AFP , Wednesday 6 Jul 2016

Afghan children ride on swings during the first day of the Muslim holiday of Eid al-Fitr, which marks the end of the holy month of Ramadan, in Kabul, Afghanistan July 6, 2016 (Photo: Reuters)

NATO must do more to protect civilians in Afghanistan's worsening conflict, Human Rights Watch said Wednesday, ahead of a summit in Poland set to renew international support for the Afghan army.

The HRW statement came as Afghan President Ashraf Ghani issued a stern warning to the Taliban to join peace negotiations "or face the consequences".

With civilian casualties soaring past 11,000 in 2015, according to the UN, governments in the North Atlantic Treaty Organization have "a crucial opportunity" to help halt the spiralling violence, said HRW's Asia director Brad Adams.
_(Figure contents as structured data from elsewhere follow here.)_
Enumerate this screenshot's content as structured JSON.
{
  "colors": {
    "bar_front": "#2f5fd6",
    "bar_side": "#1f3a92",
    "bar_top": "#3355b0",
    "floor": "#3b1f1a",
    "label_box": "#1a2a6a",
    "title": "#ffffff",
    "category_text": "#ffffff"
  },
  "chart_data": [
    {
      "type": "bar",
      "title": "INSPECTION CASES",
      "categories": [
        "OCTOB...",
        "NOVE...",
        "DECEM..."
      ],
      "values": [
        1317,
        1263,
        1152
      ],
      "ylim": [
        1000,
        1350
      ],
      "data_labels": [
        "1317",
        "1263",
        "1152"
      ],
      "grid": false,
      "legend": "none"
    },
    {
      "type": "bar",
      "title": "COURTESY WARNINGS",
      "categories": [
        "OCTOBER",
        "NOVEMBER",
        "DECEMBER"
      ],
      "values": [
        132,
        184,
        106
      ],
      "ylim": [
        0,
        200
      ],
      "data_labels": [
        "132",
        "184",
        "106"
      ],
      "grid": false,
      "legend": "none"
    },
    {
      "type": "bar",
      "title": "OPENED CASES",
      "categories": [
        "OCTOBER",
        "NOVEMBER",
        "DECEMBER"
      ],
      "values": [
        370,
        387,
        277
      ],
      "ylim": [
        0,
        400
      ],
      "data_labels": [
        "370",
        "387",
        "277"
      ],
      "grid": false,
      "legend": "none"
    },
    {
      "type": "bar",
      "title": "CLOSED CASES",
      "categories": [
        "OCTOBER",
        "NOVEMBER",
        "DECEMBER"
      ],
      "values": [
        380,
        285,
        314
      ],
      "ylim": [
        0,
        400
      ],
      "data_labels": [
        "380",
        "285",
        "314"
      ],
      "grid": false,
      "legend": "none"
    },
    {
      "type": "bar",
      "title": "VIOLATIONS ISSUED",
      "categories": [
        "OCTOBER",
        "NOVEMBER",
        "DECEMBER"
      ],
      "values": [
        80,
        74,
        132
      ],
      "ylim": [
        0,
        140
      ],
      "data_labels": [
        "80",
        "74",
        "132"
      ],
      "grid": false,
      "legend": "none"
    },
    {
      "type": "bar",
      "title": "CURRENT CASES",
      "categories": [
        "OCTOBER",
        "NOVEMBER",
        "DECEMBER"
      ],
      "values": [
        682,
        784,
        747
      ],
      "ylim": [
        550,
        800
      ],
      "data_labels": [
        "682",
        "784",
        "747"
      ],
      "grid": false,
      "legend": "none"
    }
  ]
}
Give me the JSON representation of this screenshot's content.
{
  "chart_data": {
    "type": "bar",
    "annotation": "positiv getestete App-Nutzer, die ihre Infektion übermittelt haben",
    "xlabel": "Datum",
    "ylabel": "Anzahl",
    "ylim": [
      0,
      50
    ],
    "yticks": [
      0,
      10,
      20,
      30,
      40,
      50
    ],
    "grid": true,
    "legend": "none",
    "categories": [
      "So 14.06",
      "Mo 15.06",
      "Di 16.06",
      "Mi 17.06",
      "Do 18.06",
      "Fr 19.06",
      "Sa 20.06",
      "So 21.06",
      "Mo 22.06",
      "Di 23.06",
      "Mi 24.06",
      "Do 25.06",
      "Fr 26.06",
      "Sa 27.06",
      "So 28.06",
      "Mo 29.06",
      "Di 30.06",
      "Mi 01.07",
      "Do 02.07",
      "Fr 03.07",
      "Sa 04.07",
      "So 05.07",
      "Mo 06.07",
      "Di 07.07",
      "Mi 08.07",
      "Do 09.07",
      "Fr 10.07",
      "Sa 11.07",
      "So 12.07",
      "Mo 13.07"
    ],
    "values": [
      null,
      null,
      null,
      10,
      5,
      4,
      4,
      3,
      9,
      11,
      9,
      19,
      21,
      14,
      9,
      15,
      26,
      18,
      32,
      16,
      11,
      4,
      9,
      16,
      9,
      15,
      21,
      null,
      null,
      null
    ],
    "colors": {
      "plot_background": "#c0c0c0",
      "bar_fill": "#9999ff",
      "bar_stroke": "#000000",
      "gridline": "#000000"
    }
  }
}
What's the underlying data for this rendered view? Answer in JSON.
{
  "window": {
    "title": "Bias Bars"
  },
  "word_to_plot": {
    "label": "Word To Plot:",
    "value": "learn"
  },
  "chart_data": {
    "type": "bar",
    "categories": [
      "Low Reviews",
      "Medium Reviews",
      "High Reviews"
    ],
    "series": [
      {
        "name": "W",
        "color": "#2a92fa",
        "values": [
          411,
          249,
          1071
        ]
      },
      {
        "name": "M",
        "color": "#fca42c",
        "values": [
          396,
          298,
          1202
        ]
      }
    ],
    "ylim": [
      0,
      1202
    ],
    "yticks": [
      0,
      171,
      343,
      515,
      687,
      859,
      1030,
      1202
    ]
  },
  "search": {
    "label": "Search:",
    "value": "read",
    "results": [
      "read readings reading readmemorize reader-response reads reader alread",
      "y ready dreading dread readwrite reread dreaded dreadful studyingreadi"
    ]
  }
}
"NATO should deliver on its pledges and produce concrete measures to help protect Afghan civilians from armed conflict," he said ahead of the summit in Poland on Friday and Saturday.

The international rights organisation denounced the use of children in conflict by both the Taliban and the Afghan government.

In particular, it slammed the occupation of schools by Afghan forces, saying it had recently identified "extensive" use of school buildings as military bases in northern Baghlan province.

The UN Assistance Mission in Afghanistan (UNAMA) also reported 20 schools occupied by the army or the insurgents last year.

"Too often, the schools become battlegrounds," said HRW.

The "devastating" impact on education has a disproportionate effect on girls, who are unlikely to be allowed to attend schools occupied by male soldiers, the statement noted.

And it sharply criticised the use of child soldiers by both the Taliban and government-backed forces.

An exclusive AFP report recently documented how the Taliban are exploiting children being kept as sex slaves by police commanders in Uruzgan province, recruiting them for insider attacks against security forces.

The UN has said cases of child recruitment more than doubled in 2015 compared to the previous year.

Asked what "concrete measures" NATO could take to slow child recruitment, the organisation's top civilian representative in Kabul Ismail Aramaz said it has "insisted" that its Afghan partners bring those responsible to justice.

"But it is up to Afghans to decide how such acts can be penalised," he added.

In a statement marking Eid al-Fitr Wednesday, Ghani called on the Taliban to take part in peace negotiations.

The insurgents have stepped up their nearly 15-year war since NATO pulled most of its forces out of the country at the end of 2014, while a nascent peace process has stalled.

"The door is open... we do not want bloodshed," Ghani said.

But, he added, if the Taliban reject his call they must "face the consequences".